Per il segretario generale del Sappe Donato Capece, “questo dramma riporta alla luce importanti interrogativi riguardo al sistema di assistenza psicologica e sanitaria negli Istituti. La polizia penitenziaria si trova a lavorare in condizioni di emergenza seria, dove spesso le carceri sono utilizzate come ospedali psichiatrici improvvisati. In mancanza di personale esperto, molte problematiche individuali vengono sottovalutate e la gestione di tali situazioni ricade sulla polizia Ppnitenziaria, che deve essere pronta a svolgere ruoli diversi come quello del vigile del fuoco, della polizia giudiziaria, della pubblica sicurezza, ma anche di primo soccorso, medico, infermiere, psicologo e persino mediatore culturale. Non è responsabilità del corpo sopperire alle persistenti e gravi carenze della sanità penitenziaria, né lo Stato può pensare che i baschi azzurri siano sempre in grado di compensare le lacune quotidiane del sistema penitenziario”.

“È fondamentale – conclude – attuare interventi rapidi e concreti per rafforzare il personale medico e psicologico specializzato, fornire strumenti e protocolli adeguati a prevenire gesti estremi, così come garantire un maggior supporto psicologico agli operatori, spesso chiamati ad affrontare eventi fortemente stressanti. Solo investendo nella prevenzione e nel benessere psicofisico dei detenuti sarà possibile alleggerire il carico, già pesantissimo, sulle spalle degli agenti di polizia penitenziaria”. Ed evidenzia che “il suicidio di un detenuto è fonte di grande stress sia per gli altri detenuti che per gli agenti di polizia penitenziaria, che svolgono il loro lavoro ogni giorno con professionalità, impegno e umanità in condizioni difficili. Ecco perché risulta fondamentale adottare programmi di prevenzione del suicidio e organizzare servizi di intervento efficaci, misure necessarie non soltanto per i detenuti ma per tutto l’istituto coinvolto. In Italia la questione della prevenzione viene affrontata con attenzione, ma purtroppo continuano a verificarsi casi di detenuti che decidono di togliersi la vita durante la reclusione. È quindi evidente la necessità di intervenire tempestivamente per affrontare le criticità che permangono nel sistema penitenziario: il governo ne è consapevole e si auspica a breve un incontro per definire strategie condivise d’intervento. Perché il suicidio rimane purtroppo una delle principali cause di morte nelle carceri e, sebbene l’Italia abbia leggi avanzate per prevenirlo, restano ancora casi di detenuti che si tolgono la vita in cella”.
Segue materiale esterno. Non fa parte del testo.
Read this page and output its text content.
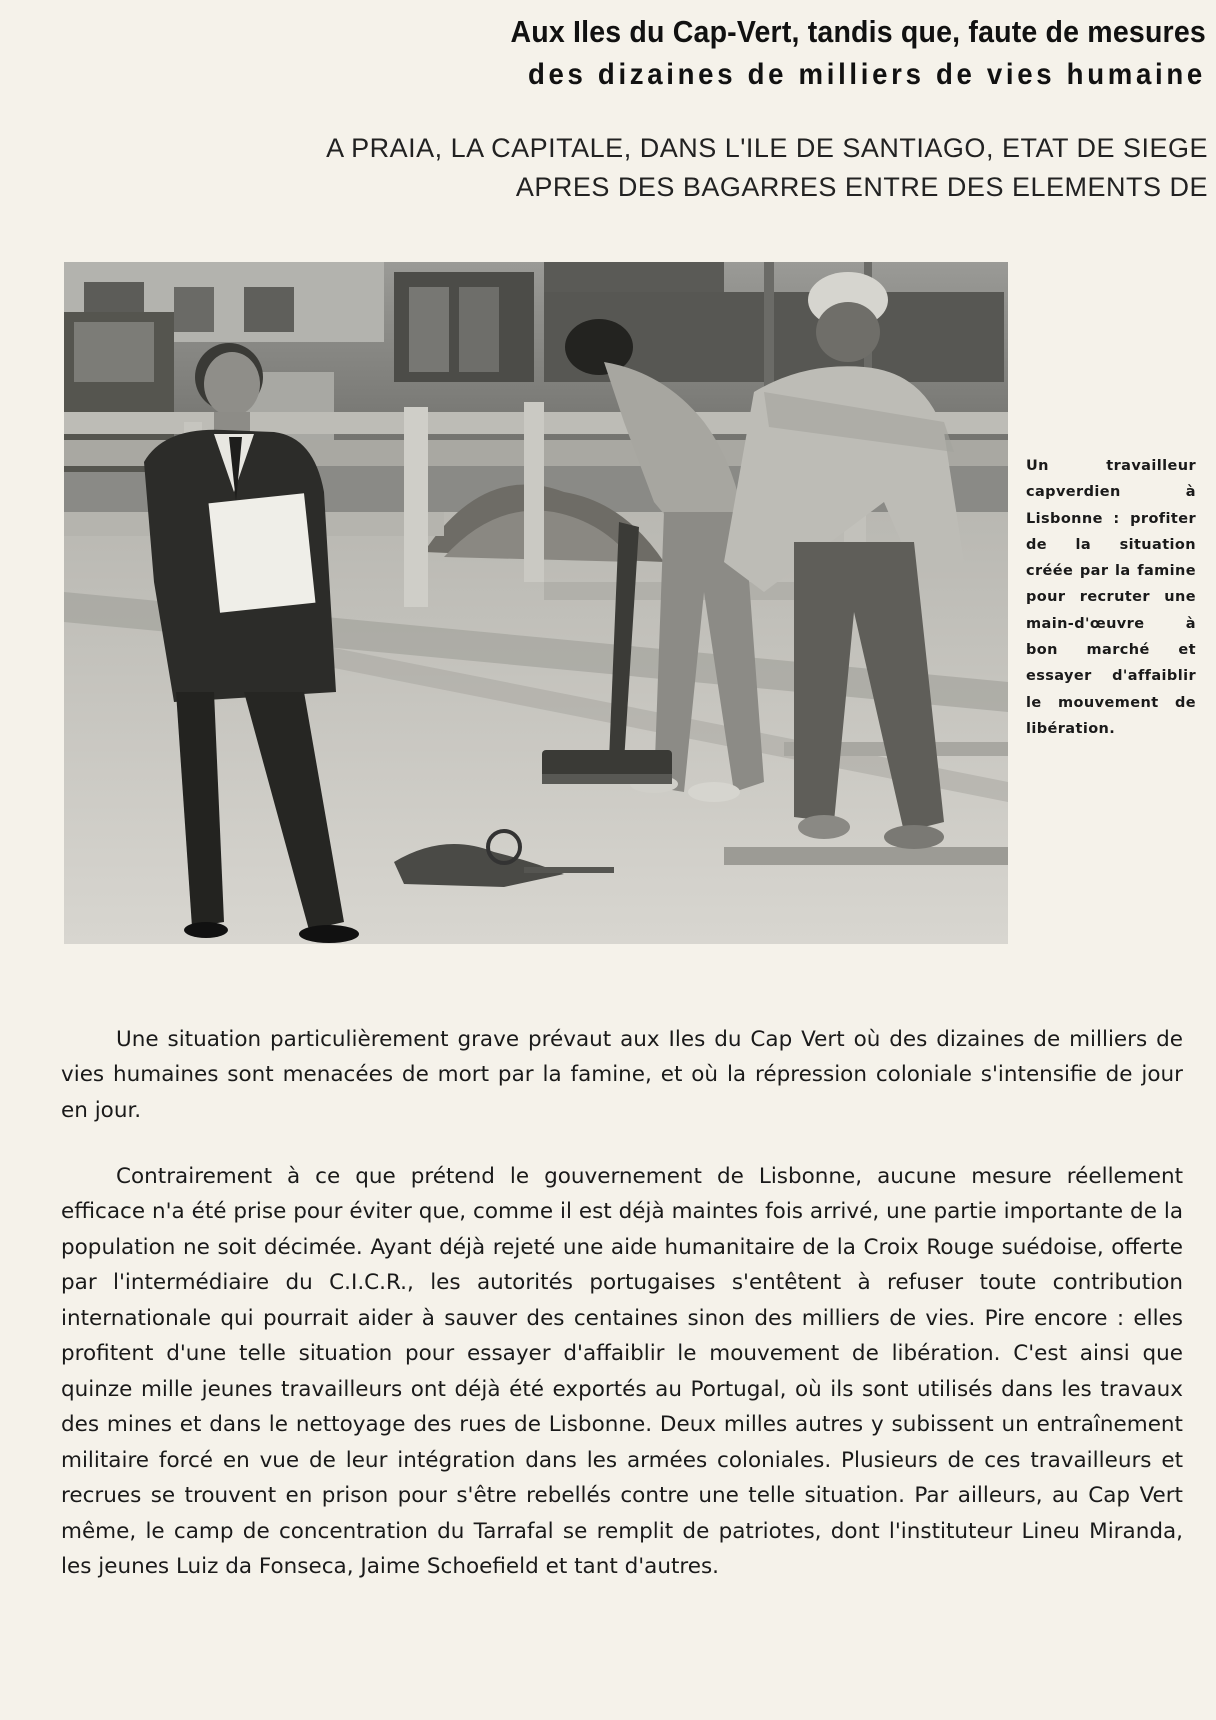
Aux Iles du Cap-Vert, tandis que, faute de mesures
des dizaines de milliers de vies humaine
A PRAIA, LA CAPITALE, DANS L'ILE DE SANTIAGO, ETAT DE SIEGE
APRES DES BAGARRES ENTRE DES ELEMENTS DE
Un travailleur capverdien à Lisbonne : profiter de la situation créée par la famine pour recruter une main-d'œuvre à bon marché et essayer d'affaiblir le mouvement de libération.

Une situation particulièrement grave prévaut aux Iles du Cap Vert où des dizaines de milliers de vies humaines sont menacées de mort par la famine, et où la répression coloniale s'intensifie de jour en jour.

Contrairement à ce que prétend le gouvernement de Lisbonne, aucune mesure réellement efficace n'a été prise pour éviter que, comme il est déjà maintes fois arrivé, une partie importante de la population ne soit décimée. Ayant déjà rejeté une aide humanitaire de la Croix Rouge suédoise, offerte par l'intermédiaire du C.I.C.R., les autorités portugaises s'entêtent à refuser toute contribution internationale qui pourrait aider à sauver des centaines sinon des milliers de vies. Pire encore : elles profitent d'une telle situation pour essayer d'affaiblir le mouvement de libération. C'est ainsi que quinze mille jeunes travailleurs ont déjà été exportés au Portugal, où ils sont utilisés dans les travaux des mines et dans le nettoyage des rues de Lisbonne. Deux milles autres y subissent un entraînement militaire forcé en vue de leur intégration dans les armées coloniales. Plusieurs de ces travailleurs et recrues se trouvent en prison pour s'être rebellés contre une telle situation. Par ailleurs, au Cap Vert même, le camp de concentration du Tarrafal se remplit de patriotes, dont l'instituteur Lineu Miranda, les jeunes Luiz da Fonseca, Jaime Schoefield et tant d'autres.
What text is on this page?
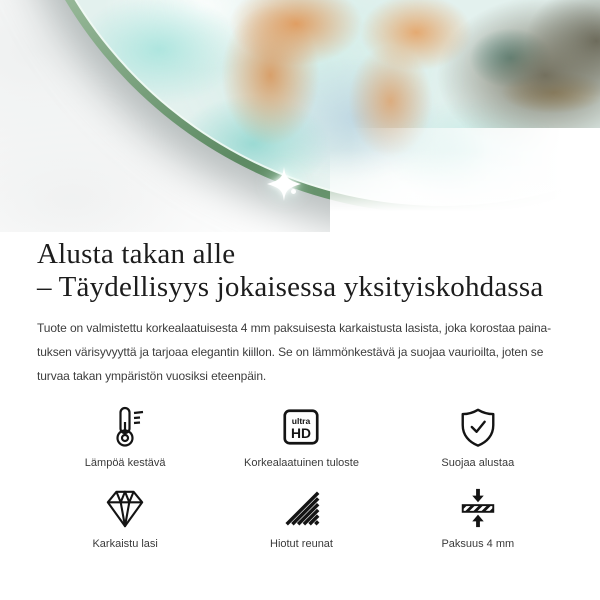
Alusta takan alle
– Täydellisyys jokaisessa yksityiskohdassa
Tuote on valmistettu korkealaatuisesta 4 mm paksuisesta karkaistusta lasista, joka korostaa paina-
tuksen värisyvyyttä ja tarjoaa elegantin kiillon. Se on lämmönkestävä ja suojaa vaurioilta, joten se
turvaa takan ympäristön vuosiksi eteenpäin.
Lämpöä kestävä
ultra
HD
Korkealaatuinen tuloste	Suojaa alustaa
Karkaistu lasi	Hiotut reunat	Paksuus 4 mm
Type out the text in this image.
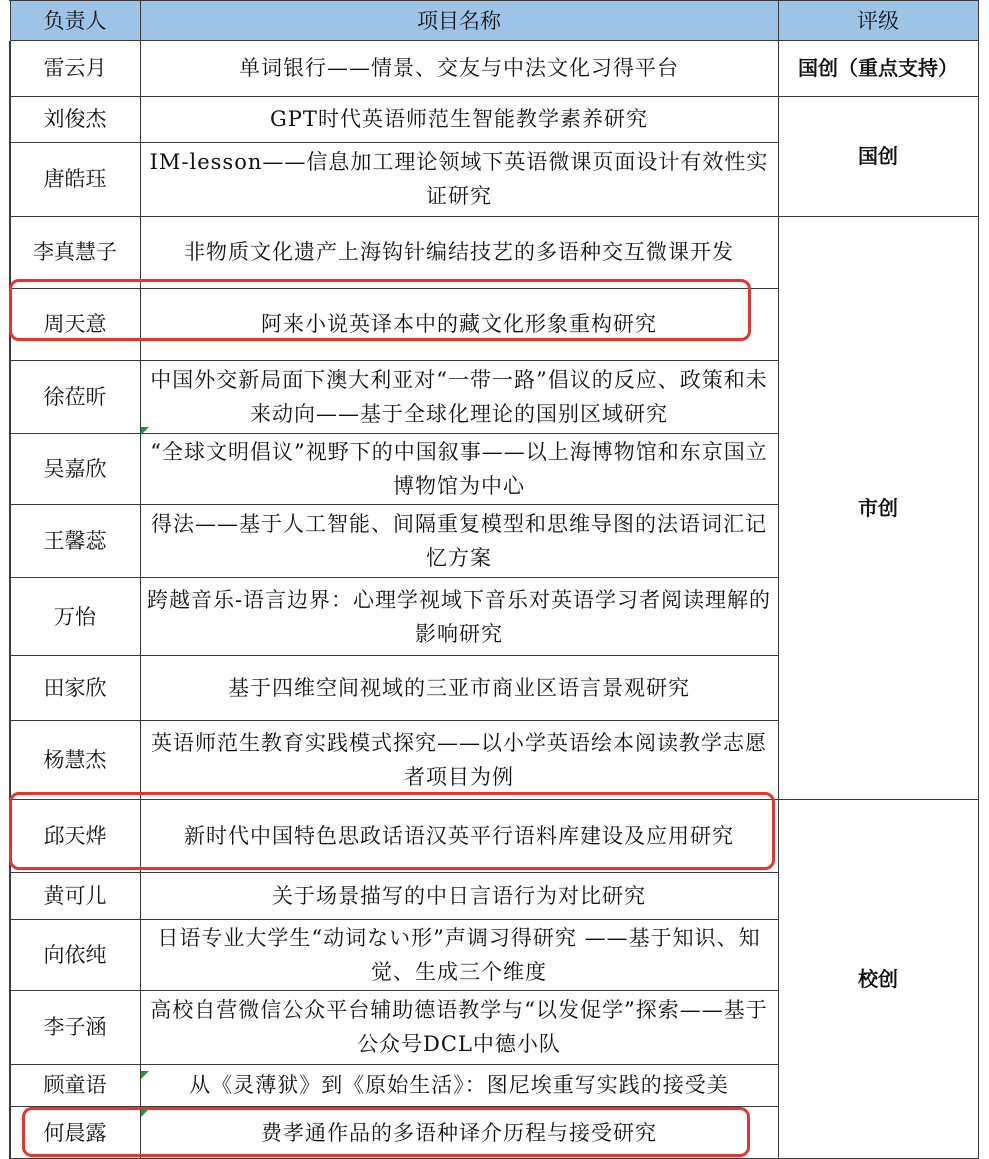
	负责人	项目名称	评级	
	雷云月	单词银行——情景、交友与中法文化习得平台	国创（重点支持）	
	刘俊杰	GPT时代英语师范生智能教学素养研究	国创	
	唐皓珏	IM-lesson——信息加工理论领域下英语微课页面设计有效性实证研究		
	李真慧子	非物质文化遗产上海钩针编结技艺的多语种交互微课开发	市创	
	周天意	阿来小说英译本中的藏文化形象重构研究		
	徐莅昕	中国外交新局面下澳大利亚对“一带一路”倡议的反应、政策和未来动向——基于全球化理论的国别区域研究		
	吴嘉欣	“全球文明倡议”视野下的中国叙事——以上海博物馆和东京国立博物馆为中心		
	王馨蕊	得法——基于人工智能、间隔重复模型和思维导图的法语词汇记忆方案		
	万怡	跨越音乐-语言边界：心理学视域下音乐对英语学习者阅读理解的影响研究		
	田家欣	基于四维空间视域的三亚市商业区语言景观研究		
	杨慧杰	英语师范生教育实践模式探究——以小学英语绘本阅读教学志愿者项目为例		
	邱天烨	新时代中国特色思政话语汉英平行语料库建设及应用研究	校创	
	黄可儿	关于场景描写的中日言语行为对比研究		
	向依纯	日语专业大学生“动词ない形”声调习得研究 ——基于知识、知觉、生成三个维度		
	李子涵	高校自营微信公众平台辅助德语教学与“以发促学”探索——基于公众号DCL中德小队		
	顾童语	从《灵薄狱》到《原始生活》：图尼埃重写实践的接受美		
	何晨露	费孝通作品的多语种译介历程与接受研究		
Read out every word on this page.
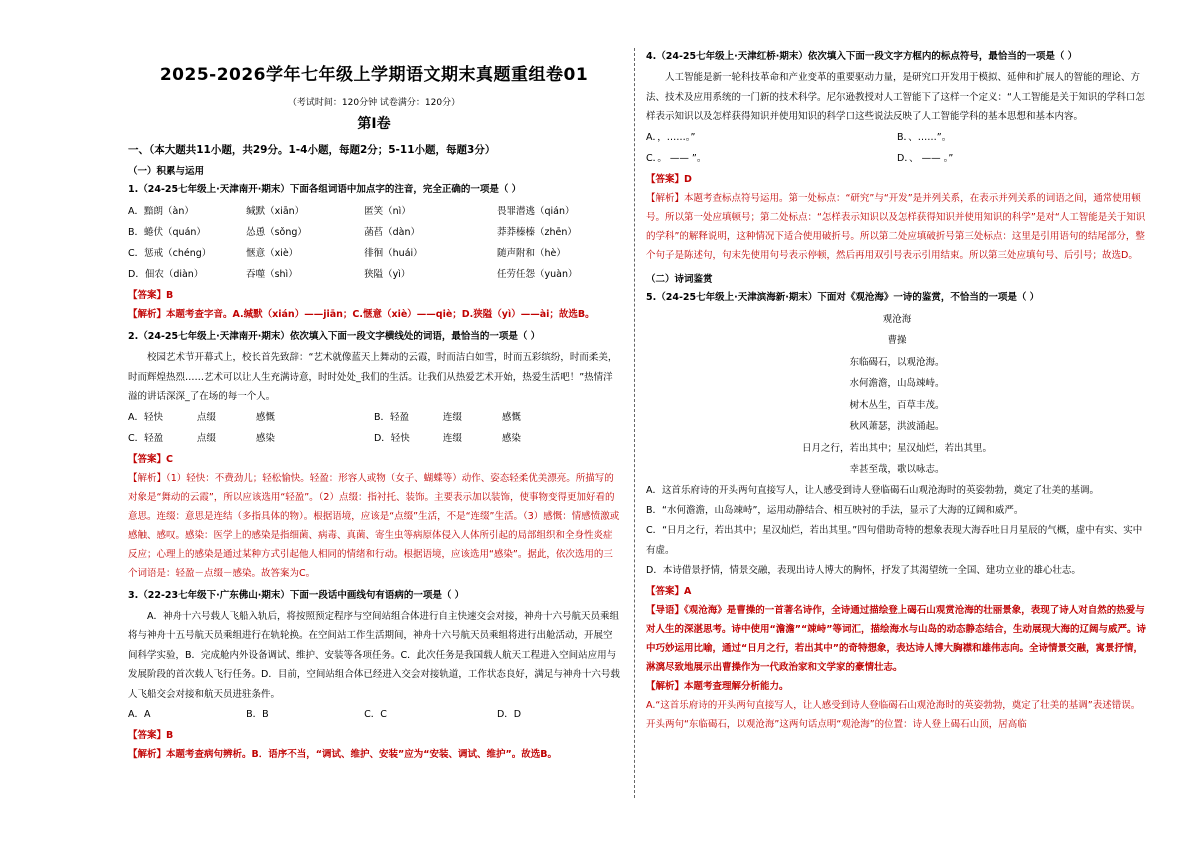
2025-2026学年七年级上学期语文期末真题重组卷01
（考试时间：120分钟 试卷满分：120分）
第Ⅰ卷
一、（本大题共11小题，共29分。1-4小题，每题2分；5-11小题，每题3分）
（一）积累与运用
1.（24-25七年级上·天津南开·期末）下面各组词语中加点字的注音，完全正确的一项是（ ）
A．黯朗（àn）	缄默（xiān）	匿笑（nì）	畏罪潜逃（qián）
B．蜷伏（quán）	怂恿（sǒng）	菡萏（dàn）	莽莽榛榛（zhēn）
C．惩戒（chéng）	惬意（xiè）	徘徊（huái）	随声附和（hè）
D．佃农（diàn）	吞噬（shì）	狭隘（yì）	任劳任怨（yuàn）
【答案】B
【解析】本题考查字音。A.缄默（xián）——jiān；C.惬意（xiè）——qiè；D.狭隘（yì）——ài；故选B。
2.（24-25七年级上·天津南开·期末）依次填入下面一段文字横线处的词语，最恰当的一项是（ ）

校园艺术节开幕式上，校长首先致辞：“艺术就像蓝天上舞动的云霞，时而洁白如雪，时而五彩缤纷，时而柔美，时而辉煌热烈……艺术可以让人生充满诗意，时时处处_我们的生活。让我们从热爱艺术开始，热爱生活吧！”热情洋溢的讲话深深_了在场的每一个人。

A．轻快	点缀	感慨	B．轻盈	连缀	感慨
C．轻盈	点缀	感染	D．轻快	连缀	感染
【答案】C
【解析】（1）轻快：不费劲儿；轻松愉快。轻盈：形容人或物（女子、蝴蝶等）动作、姿态轻柔优美漂亮。所描写的对象是“舞动的云霞”，所以应该选用“轻盈”。（2）点缀：指衬托、装饰。主要表示加以装饰，使事物变得更加好看的意思。连缀：意思是连结（多指具体的物）。根据语境，应该是“点缀”生活，不是“连缀”生活。（3）感慨：情感愤激或感触、感叹。感染：医学上的感染是指细菌、病毒、真菌、寄生虫等病原体侵入人体所引起的局部组织和全身性炎症反应；心理上的感染是通过某种方式引起他人相同的情绪和行动。根据语境，应该选用“感染”。据此，依次选用的三个词语是：轻盈－点缀－感染。故答案为C。
3.（22-23七年级下·广东佛山·期末）下面一段话中画线句有语病的一项是（ ）

A．神舟十六号载人飞船入轨后，将按照预定程序与空间站组合体进行自主快速交会对接，神舟十六号航天员乘组将与神舟十五号航天员乘组进行在轨轮换。在空间站工作生活期间，神舟十六号航天员乘组将进行出舱活动，开展空间科学实验，B．完成舱内外设备调试、维护、安装等各项任务。C．此次任务是我国载人航天工程进入空间站应用与发展阶段的首次载人飞行任务。D．目前，空间站组合体已经进入交会对接轨道，工作状态良好，满足与神舟十六号载人飞船交会对接和航天员进驻条件。

A．A	B．B	C．C	D．D
【答案】B
【解析】本题考查病句辨析。B．语序不当，“调试、维护、安装”应为“安装、调试、维护”。故选B。
4.（24-25七年级上·天津红桥·期末）依次填入下面一段文字方框内的标点符号，最恰当的一项是（ ）

人工智能是新一轮科技革命和产业变革的重要驱动力量，是研究口开发用于模拟、延伸和扩展人的智能的理论、方法、技术及应用系统的一门新的技术科学。尼尔逊教授对人工智能下了这样一个定义：“人工智能是关于知识的学科口怎样表示知识以及怎样获得知识并使用知识的科学口这些说法反映了人工智能学科的基本思想和基本内容。

A．，……。”	B．、……”。
C．。 —— ”。	D．、 —— 。”
【答案】D
【解析】本题考查标点符号运用。第一处标点：“研究”与“开发”是并列关系，在表示并列关系的词语之间，通常使用顿号。所以第一处应填顿号；第二处标点：“怎样表示知识以及怎样获得知识并使用知识的科学”是对“人工智能是关于知识的学科”的解释说明，这种情况下适合使用破折号。所以第二处应填破折号第三处标点：这里是引用语句的结尾部分，整个句子是陈述句，句末先使用句号表示停顿，然后再用双引号表示引用结束。所以第三处应填句号、后引号；故选D。
（二）诗词鉴赏
5.（24-25七年级上·天津滨海新·期末）下面对《观沧海》一诗的鉴赏，不恰当的一项是（ ）
观沧海
曹操
东临碣石，以观沧海。
水何澹澹，山岛竦峙。
树木丛生，百草丰茂。
秋风萧瑟，洪波涌起。
日月之行，若出其中；星汉灿烂，若出其里。
幸甚至哉，歌以咏志。

A．这首乐府诗的开头两句直接写人，让人感受到诗人登临碣石山观沧海时的英姿勃勃，奠定了壮美的基调。

B．“水何澹澹，山岛竦峙”，运用动静结合、相互映衬的手法，显示了大海的辽阔和威严。

C．“日月之行，若出其中；星汉灿烂，若出其里。”四句借助奇特的想象表现大海吞吐日月星辰的气概，虚中有实、实中有虚。

D．本诗借景抒情，情景交融，表现出诗人博大的胸怀，抒发了其渴望统一全国、建功立业的雄心壮志。

【答案】A
【导语】《观沧海》是曹操的一首著名诗作，全诗通过描绘登上碣石山观赏沧海的壮丽景象，表现了诗人对自然的热爱与对人生的深湛思考。诗中使用“澹澹”“竦峙”等词汇，描绘海水与山岛的动态静态结合，生动展现大海的辽阔与威严。诗中巧妙运用比喻，通过“日月之行，若出其中”的奇特想象，表达诗人博大胸襟和雄伟志向。全诗情景交融，寓景抒情，淋漓尽致地展示出曹操作为一代政治家和文学家的豪情壮志。
【解析】本题考查理解分析能力。
A.“这首乐府诗的开头两句直接写人，让人感受到诗人登临碣石山观沧海时的英姿勃勃，奠定了壮美的基调”表述错误。开头两句“东临碣石，以观沧海”这两句话点明“观沧海”的位置：诗人登上碣石山顶，居高临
Sul tema anche la UilPa: “È il 73mo ristretto (più un internato in una Rems) che dall’inizio dell’anno si toglie la vita – sottolinea il segretario Gennarino De Fazio -, cui bisogna aggiungere ben quattro operatori, uno dei quali solo ieri è stato scagionato, post mortem, dalle infamanti accuse di tortura per i fatti occorsi nella casa circondariale di Santa Maria Capua Vetere nel 2020. Un totale di 77 morti di carcere e per carcere che, da solo, rende l’idea di un sistema d’esecuzione penale inframurario che toglie ogni speranza, alla stregua dell’inferno dantesco, a chi lo subisce in quanto recluso e a chi, a sua volta, lo patisce in quanto vi lavora indossando l’uniforme blu della polizia penitenziaria il cui motto, Despondere spem munus nostrum, viene quotidianamente oltraggiato”.